I got an e-mail the other day and…well, you know, if you read it on the internet it just has to be true. This email was from God Allah and he was asking the press for help.
Now why he is asking what many of you call the @#$%^& media for help I do not know but God works in mysterious ways and just who are YOU to question the Almighty methods.
Since the Times readers are a benevolent group helping those in need, I wanted to share with you my e-mail from God.
“Help! I am Allah, God of The Religions, am now here on Earth, and asking the Press to help Me locate an organization, community or nation to receive Me. Here is all you have to do on behalf of your company, community or nation: send an email to god @llah.mobi or call 707-925-2488 and say something such as “On behalf of, (your company, community, or nation) We want to welcome you, God Allah.”
Be sure to include your email, cellphone text number (if you have one), name and phone number.

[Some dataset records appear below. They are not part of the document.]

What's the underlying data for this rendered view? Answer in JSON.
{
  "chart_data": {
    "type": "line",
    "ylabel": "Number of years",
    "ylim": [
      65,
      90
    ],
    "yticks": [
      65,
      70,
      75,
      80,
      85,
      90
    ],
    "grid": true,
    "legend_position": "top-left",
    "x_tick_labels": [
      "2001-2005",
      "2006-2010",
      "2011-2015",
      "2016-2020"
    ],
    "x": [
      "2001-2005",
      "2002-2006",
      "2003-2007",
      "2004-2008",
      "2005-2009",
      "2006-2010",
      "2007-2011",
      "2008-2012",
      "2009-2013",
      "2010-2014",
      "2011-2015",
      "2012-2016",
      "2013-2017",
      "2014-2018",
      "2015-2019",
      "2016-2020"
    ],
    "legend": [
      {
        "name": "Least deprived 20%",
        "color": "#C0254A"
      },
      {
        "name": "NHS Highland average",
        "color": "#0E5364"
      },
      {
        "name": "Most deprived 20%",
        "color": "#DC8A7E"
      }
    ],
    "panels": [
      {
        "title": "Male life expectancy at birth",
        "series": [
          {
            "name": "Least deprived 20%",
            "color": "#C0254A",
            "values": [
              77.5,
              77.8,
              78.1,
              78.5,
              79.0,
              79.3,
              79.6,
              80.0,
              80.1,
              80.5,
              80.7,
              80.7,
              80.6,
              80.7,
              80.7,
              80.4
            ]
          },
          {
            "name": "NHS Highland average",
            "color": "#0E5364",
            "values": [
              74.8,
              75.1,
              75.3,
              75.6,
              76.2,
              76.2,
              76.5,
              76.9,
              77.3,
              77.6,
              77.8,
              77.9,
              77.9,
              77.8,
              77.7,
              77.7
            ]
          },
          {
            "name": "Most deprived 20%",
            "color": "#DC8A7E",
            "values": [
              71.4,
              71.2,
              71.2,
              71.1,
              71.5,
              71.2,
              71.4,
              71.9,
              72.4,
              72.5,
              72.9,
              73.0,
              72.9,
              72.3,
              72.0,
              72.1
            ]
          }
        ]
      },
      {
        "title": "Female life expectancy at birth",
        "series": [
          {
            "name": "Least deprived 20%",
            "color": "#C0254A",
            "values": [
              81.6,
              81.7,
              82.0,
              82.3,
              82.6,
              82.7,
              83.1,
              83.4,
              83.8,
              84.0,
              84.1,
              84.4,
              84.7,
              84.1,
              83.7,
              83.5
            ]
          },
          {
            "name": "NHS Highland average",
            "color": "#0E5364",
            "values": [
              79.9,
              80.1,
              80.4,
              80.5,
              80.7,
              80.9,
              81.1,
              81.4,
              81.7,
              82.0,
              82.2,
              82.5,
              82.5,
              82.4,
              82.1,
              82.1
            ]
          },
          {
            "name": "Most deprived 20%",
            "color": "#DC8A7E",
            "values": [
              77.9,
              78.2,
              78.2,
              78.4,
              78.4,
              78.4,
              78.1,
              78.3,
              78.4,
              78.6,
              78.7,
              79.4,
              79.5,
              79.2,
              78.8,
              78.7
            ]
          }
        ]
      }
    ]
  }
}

Then I will contact you back through email with more information about how this applies to your company, community, or nation. If you want to learn more of God Allah (or God the Father of Christianity) see a church or mosque near you for more information.
Please be advised this is a very, serious emergency for many people around the world so you are advised to communicate with Me immediately. Also, due to the nature of this emergency, it is possible there could be spiritual repercussions for your failure to comply. Thanks.
Author, Holy Quran / Bible
Lord of the Worlds
I guess I was surprised with the Almighty’s e-mail on a number of fronts:
•I didn’t realize God would contact the media for assistance. I didn’t think he needed any assistance in the PR Department. He is God, you know and he has all of those in pulpits on Sunday speaking on His behalf. But perhaps he realizes the power of the press. A fact many of you mortals still pooh-pooh.
•I didn’t realize God was high tech with an e-mail address. I thought just a prayerful conversation with him was okay at anytime. Hmmm…with so many people with troubles in the world, I wonder if his e-mail box gets too full. And what if you are on his spam list?
•Why does the Almighty need my name, cell phone number, land line number? I thought he was omniscient and omnipresent.
•I suppose that I should be impressed and humbled that there is a worldwide emergency for some people and God is wanting little old me to get back with him immediately to help him out.
•But I gotta tell you that the threat of “spiritual repercussions” for my “failure to comply” sounds rather like “you better do as I say or there’s going to be trouble”. And that sounds a whole lot like most mothers.
•I can also tell you that God has a post office box in San Mateo, California where he probably accepts our cash offering. Which, I suspect, was the entire purpose of his email.